Poder-se-áainda perguntar: mas nesses casos, não eram adeptos de outros clubes que enchiam o Estádio?

O facto é que, até àquele jogo de 75, em desafios no Restelo, o público azul estava sempre em maioria, mesmo contra o Benfica ou o Sporting.

E decerto que eram quase só adeptos do Belenenses, os que encheram o Estádio do Restelo no dia da inauguração, os 25.000 presentes num jogo nocturno contra o Stade de Reims, os 30.000 que, logo a seguir, assistiram ao 1º jogo oficial, com o Setúbal, os que emprestaram aquela espectacular moldura humana num jogo contra o Salgueiros em 1958 (pode ver-se no site oficial, num dos artigos dedicados a Matateu), os que quase lotaram o estádio em 1970, nos jogos contra Guimarães e Tirsense, os que festejaram o 2º lugar da época de 72/73, no último jogo, contra o Barreirense, para já não falar dos que invadiram as Salésias no célebre jogo final de 1955… apesar de até na Luz haver muitos (sim, muitos! Também está documentado…) adeptos azuis, à espera de um deslize do Benfica.

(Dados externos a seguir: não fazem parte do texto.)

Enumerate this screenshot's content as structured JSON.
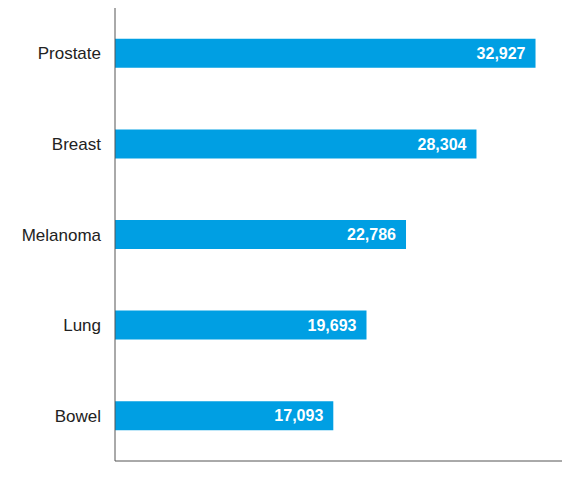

Ficam no ar algumas perguntas: O que aconteceu ao público do Belenenses? Porque o Restelo, nos últimos anos, se encontra quase deserto? O que arrastava as pessoas para o nosso estádio e, tendo desaparecido, agora as deixa em casa? Não gostávamos, todos, de ver o nosso Estádio com aquelas molduras humanas? O que se pode fazer para que retornem e SE VOLTEM A CRIAR AQUELES GRANDES AMBIENTES?